Our sanity was saved with 10-minute comfort breaks in between. A walk around the garden to gaze at the origami petals of Dahlias or flop back and find entertainment in passing clouds high above became engrossing as my noisy brain quietened.

TIME! to study the perfectly folded petals of these Dahlias and feel the marvel that they deserve. What a luxury
Has Anyone seen my Marbles?
I’d signed up to my first Vipassana with very little meditation experience so arrived with some trepidation…..what if I lost my marbles, threw a wobbly and embarrassed myself?!
AaaaaaaAAAAARRRGgggggRRRRRRHHHHHHhhhhhh!
To my relief, this didn’t happen 🙂 All gratitude to La Professor Alicia, a very smiley patient person leading the camp and my favourite time of day: recorded lectures from Mr. Goenka himself every evening. These offered the same comfort as bedtime stories. Through his wise delivery laden with witty anecdotes we were coaxed into the technique:
1. Of observing my natural breath & rising happy thoughts (craving) and unhappy thoughts (aversion). We did this for 3 days.
2…progressing to observing the small sensation of air passing through my nostrils.
Over a further 3 days I learnt the deep concentration to channel focus, like a magnifying glass, on this sensation and greet those rising thoughts of craving and aversion with equanimity. It felt like tightrope walking with a blindfold in fog – tricky!
3…and finally progressing to observing sensations across the body through a mental scan “from the crown of the head to the tips of the toes”.
Super-high concentration required! but eventually I could feel my pulse quietly beating away in the skin of my cheeks…tension in the little muscles at my temples and in my throat…those miniature movements within my very own body, wow.

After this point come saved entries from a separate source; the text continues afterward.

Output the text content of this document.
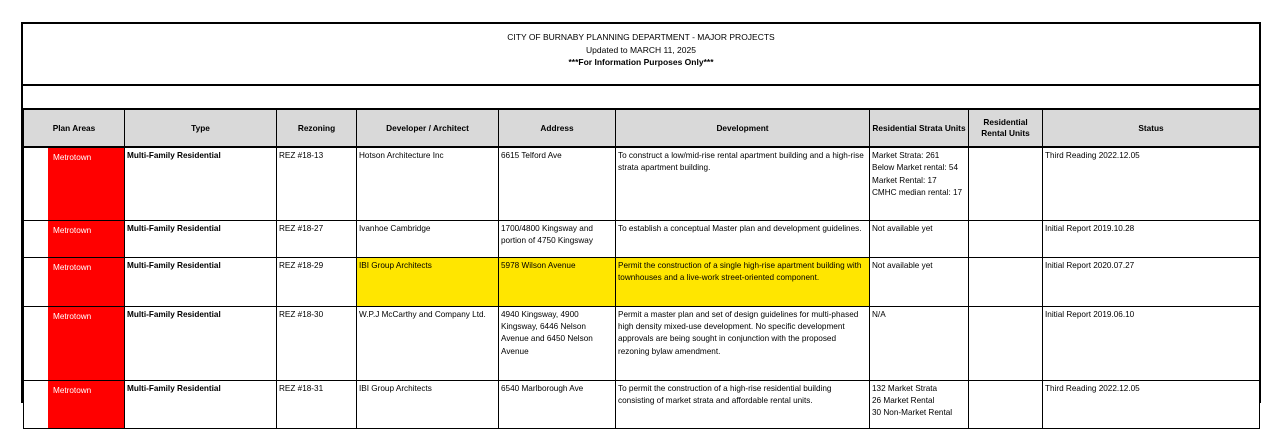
CITY OF BURNABY PLANNING DEPARTMENT - MAJOR PROJECTS
Updated to MARCH 11, 2025
***For Information Purposes Only***
Plan Areas	Type	Rezoning	Developer / Architect	Address	Development	Residential Strata Units	Residential Rental Units	Status

Metrotown	Multi-Family Residential	REZ #18-13	Hotson Architecture Inc	6615 Telford Ave	To construct a low/mid-rise rental apartment building and a high-rise strata apartment building.	Market Strata: 261
Below Market rental: 54
Market Rental: 17
CMHC median rental: 17		Third Reading 2022.12.05

Metrotown	Multi-Family Residential	REZ #18-27	Ivanhoe Cambridge	1700/4800 Kingsway and portion of 4750 Kingsway	To establish a conceptual Master plan and development guidelines.	Not available yet		Initial Report 2019.10.28

Metrotown	Multi-Family Residential	REZ #18-29	IBI Group Architects	5978 Wilson Avenue	Permit the construction of a single high-rise apartment building with townhouses and a live-work street-oriented component.	Not available yet		Initial Report 2020.07.27

Metrotown	Multi-Family Residential	REZ #18-30	W.P.J McCarthy and Company Ltd.	4940 Kingsway, 4900 Kingsway, 6446 Nelson Avenue and 6450 Nelson Avenue	Permit a master plan and set of design guidelines for multi-phased high density mixed-use development. No specific development approvals are being sought in conjunction with the proposed rezoning bylaw amendment.	N/A		Initial Report 2019.06.10

Metrotown	Multi-Family Residential	REZ #18-31	IBI Group Architects	6540 Marlborough Ave	To permit the construction of a high-rise residential building consisting of market strata and affordable rental units.	132 Market Strata
26 Market Rental
30 Non-Market Rental		Third Reading 2022.12.05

4.By day 5 we were also practising a stage of the training called ‘Strong Determination’. This was defined by sitting in the same position motionless for 1 hour 3x times a day. As inevitable pain arose we focused our new-found mind mastery skills (loud cough) in observing and (theoretically) lessening the unpleasant sensation. Hmmmmm…
—-Sl-o-w-l-y—–does it
Just when I was wanted to kick-out at this asylum lifestyle with internal bursts of tantrum, Goenka’s witty telepathic explanations set me back on ‘el camino’/ the path. Morale was restored! The technique felt manageable, enjoyable through the personal discovery, challenging – oh yes! – but I felt progress —-s-l-o-w-l-y—- unfurling just like the unfolding petals of those Dahlias.
I enjoyed moments of clarity as the ability to observe became easier. I began to find an albeit slippery grip on the elusive sense of Equanimity as my desire to escape into daydream or ruminate and replay former ‘negativities’ rose up again and again and again.

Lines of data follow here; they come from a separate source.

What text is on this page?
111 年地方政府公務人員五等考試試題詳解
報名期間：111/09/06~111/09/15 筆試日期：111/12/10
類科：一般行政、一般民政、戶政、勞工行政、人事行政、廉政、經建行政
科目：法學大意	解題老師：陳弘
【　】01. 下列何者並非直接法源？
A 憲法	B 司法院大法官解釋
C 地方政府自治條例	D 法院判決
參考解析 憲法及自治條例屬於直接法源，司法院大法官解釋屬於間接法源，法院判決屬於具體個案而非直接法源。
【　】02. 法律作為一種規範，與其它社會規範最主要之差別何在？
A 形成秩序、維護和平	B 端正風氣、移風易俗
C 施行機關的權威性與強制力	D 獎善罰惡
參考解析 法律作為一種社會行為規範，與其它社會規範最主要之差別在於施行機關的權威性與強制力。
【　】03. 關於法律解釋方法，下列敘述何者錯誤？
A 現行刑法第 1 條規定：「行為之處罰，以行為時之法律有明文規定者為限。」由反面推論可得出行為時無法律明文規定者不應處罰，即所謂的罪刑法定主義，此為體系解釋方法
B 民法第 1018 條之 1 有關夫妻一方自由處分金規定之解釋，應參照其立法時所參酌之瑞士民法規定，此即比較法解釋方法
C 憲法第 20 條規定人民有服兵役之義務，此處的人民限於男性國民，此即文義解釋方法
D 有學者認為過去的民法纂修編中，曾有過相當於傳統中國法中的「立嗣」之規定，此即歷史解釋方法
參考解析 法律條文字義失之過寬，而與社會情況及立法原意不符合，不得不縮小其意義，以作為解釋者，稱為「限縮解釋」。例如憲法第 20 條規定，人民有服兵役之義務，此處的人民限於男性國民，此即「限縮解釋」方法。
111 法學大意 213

The quote at the start of this story is pretty accurate expression of my Vipassana experience. This mental re-training was and continues to be HARD WORK!
Imagine herding cats….
Valio la Pena!
To conclude: after 10 days of incubation, my senses were significantly more sensitive and that was a novelty. I’d learnt some basics in ‘ Art of Living’. Thank you Mr. Goenka!
I could settle in moments and pay (and enjoy!) attention where that attention had once been swamped with mental junk. Hurrah!
Once the rule of Noble Silence was lifted it was strange to notice that only short conversations were possible before a headache and sore throat began from heightened sensitivity.
And…..I’d experienced a glimpse of something subtle but brilliant. To get there had been hard work undoubtedly but now, with the understanding that through self-mastery another experience of life is lying there parallel, I sincerely look forward to my next Vipassana undertaking, some time later in 2016 to top up!